O Ministério Público de Minas Gerais (MPMG) ajuizou uma Ação Civil Pública por improbidade administrativa contra o prefeito, a secretária de Educação e o secretário de Finanças de Santa Bárbara do Tugúrio, no Campo das Vertentes. A investigação, conduzida pela Promotoria de Defesa do Patrimônio Público de Barbacena, revelou um esquema de favorecimento a uma empresa e superfaturamento na compra de materiais escolares e de escritório.

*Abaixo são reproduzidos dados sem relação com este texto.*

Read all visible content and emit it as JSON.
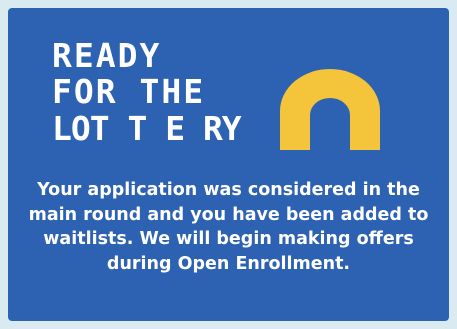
{
  "card": {
    "headline_lines": [
      "READY",
      "FOR THE",
      "LOT T E RY"
    ],
    "message": "Your application was considered in the main round and you have been added to waitlists. We will begin making offers during Open Enrollment."
  },
  "colors": {
    "page_background": "#d9ebf0",
    "card_background": "#2d61b2",
    "text": "#ffffff",
    "rainbow": "#f4c43a"
  },
  "icons": {
    "rainbow": "rainbow-icon"
  }
}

Irregularidades e preços abusivos
De acordo com o MPMG, o município aderiu a uma ata de registro de preços de outra cidade sem exigir documentos fundamentais, como o atestado de capacidade técnica e o Estudo Técnico Preliminar. A falta desses documentos comprometeu a análise de eficiência e economia da contratação, resultando em preços muito acima do mercado.
A perícia apontou um superfaturamento médio de 19,30%, gerando um prejuízo estimado em R$ 49.886,77. Entre os exemplos citados na ação, destacam-se:
Lápis grafite jumbo: Comprado por R$ 2,80 a unidade, enquanto o valor de referência era de R$ 0,49 (excesso de 471%).
Caneta hidrocor (12 cores): Adquirida por R$ 27,03, contra o valor de referência de R$ 13,60.
Borracha escolar branca: Comprada por R$ 1,55 cada, quando o valor de mercado era de R$ 0,85.
Responsabilização e pedidos de punição
A Promotoria de Justiça responsabiliza o prefeito como ordenador de despesas, a secretária de Educação pela liquidação dos valores e o secretário de Finanças pela autorização dos pagamentos. A empresa beneficiada também é alvo da ação.
O promotor Vinícius de Souza Chaves requer à Justiça:
Liminar de indisponibilidade de bens no valor do dano (R$ 49.886,77);
Ressarcimento integral do prejuízo aos cofres municipais;
Perda da função pública e suspensão dos direitos políticos por até 12 anos;
Pagamento de multa civil e proibição de contratar com o Poder Público.